Temple of Six Banyan Trees, Guangzhou China
Director: Harry Roseman
Synopsis: Temple of Six Banyan Trees, Guangzhou China. In 1987 I traveled to China, took 3500 photographs, and recorded about 30 hours of sound. It took me until 2019 to figure out how to approach this material. I approached it as a series of animated videos that stand by themselves as individual works and also are part of an overarching undertaking. I have presented two basic rules for myself, and they are that I am not allowed to use any images or sounds that I didn’t produce in China. On the other hand, I can manipulate the images and sound as the work demands. This is an animation made up ostensibly of all still photographs and the sound I recorded. These animated videos are about China, Memory, and Dreaming. Memory and an emotional attachment to place play a huge part in this work. Its subjects include a group of Western tourists in an Asian country.
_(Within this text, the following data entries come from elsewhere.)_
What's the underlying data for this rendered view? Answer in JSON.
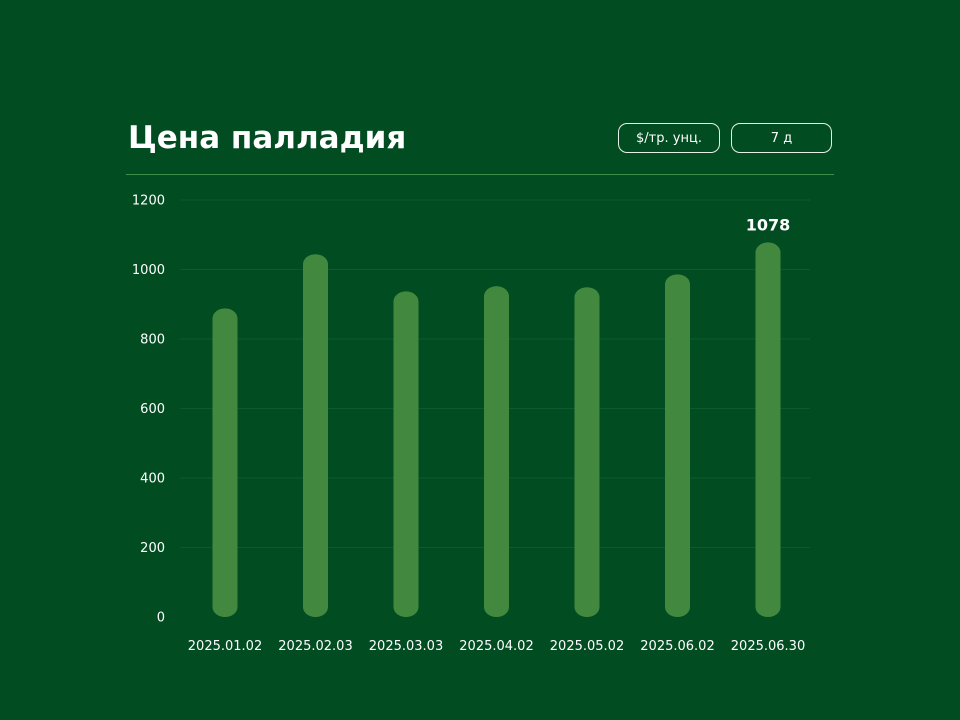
{
  "header": {
    "title": "Цена палладия",
    "unit_button": "$/тр. унц.",
    "range_button": "7 д"
  },
  "colors": {
    "background": "#014d21",
    "bar": "#43883f",
    "gridline": "#0d5a2c"
  },
  "chart_data": {
    "type": "bar",
    "title": "Цена палладия",
    "xlabel": "",
    "ylabel": "",
    "categories": [
      "2025.01.02",
      "2025.02.03",
      "2025.03.03",
      "2025.04.02",
      "2025.05.02",
      "2025.06.02",
      "2025.06.30"
    ],
    "values": [
      888,
      1044,
      937,
      952,
      949,
      986,
      1078
    ],
    "ylim": [
      0,
      1200
    ],
    "yticks": [
      0,
      200,
      400,
      600,
      800,
      1000,
      1200
    ],
    "highlight_label": {
      "index": 6,
      "text": "1078"
    },
    "grid": true,
    "legend": "none"
  }
}
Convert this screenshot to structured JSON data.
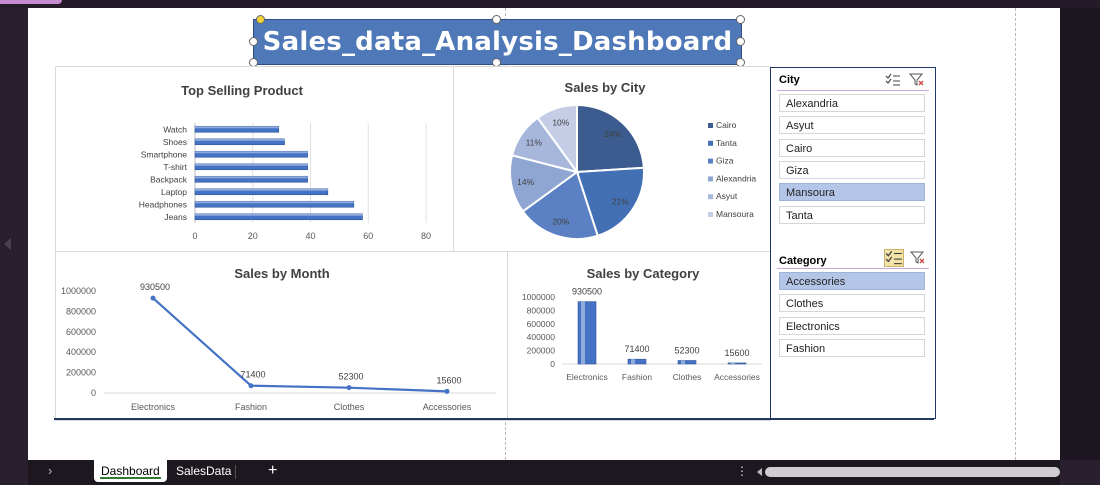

Issues of flatness and three-dimensional space permeate the work. The video centers on a lunch and a trip to a Pagoda and Temple in Guangzhou, China.
Bio: Harry Roseman received a BFA at Pratt. He was a tenured professor of Art at Vassar College. Over the years his art career moved between genres, sculpture, drawing, photography, and video. His work is in a number of major museums including, The Cincinnati Art Museum, the Museum of Contemporary Art, San Diego, The Menil Collection, the Philadelphia Museum of Art, the Virginia Museum of Fine Arts, and the Walker Art Museum. Two of his most ambitious public commissions are in the NYC Subway and JFK Airport. Recently he had two small animations at the Blue Star Animation Festival in San Antonio, TX. His work can be seen on Vimeo and YouTube. The video he is submitting for this screening is the 12th in the ongoing China 1987 series.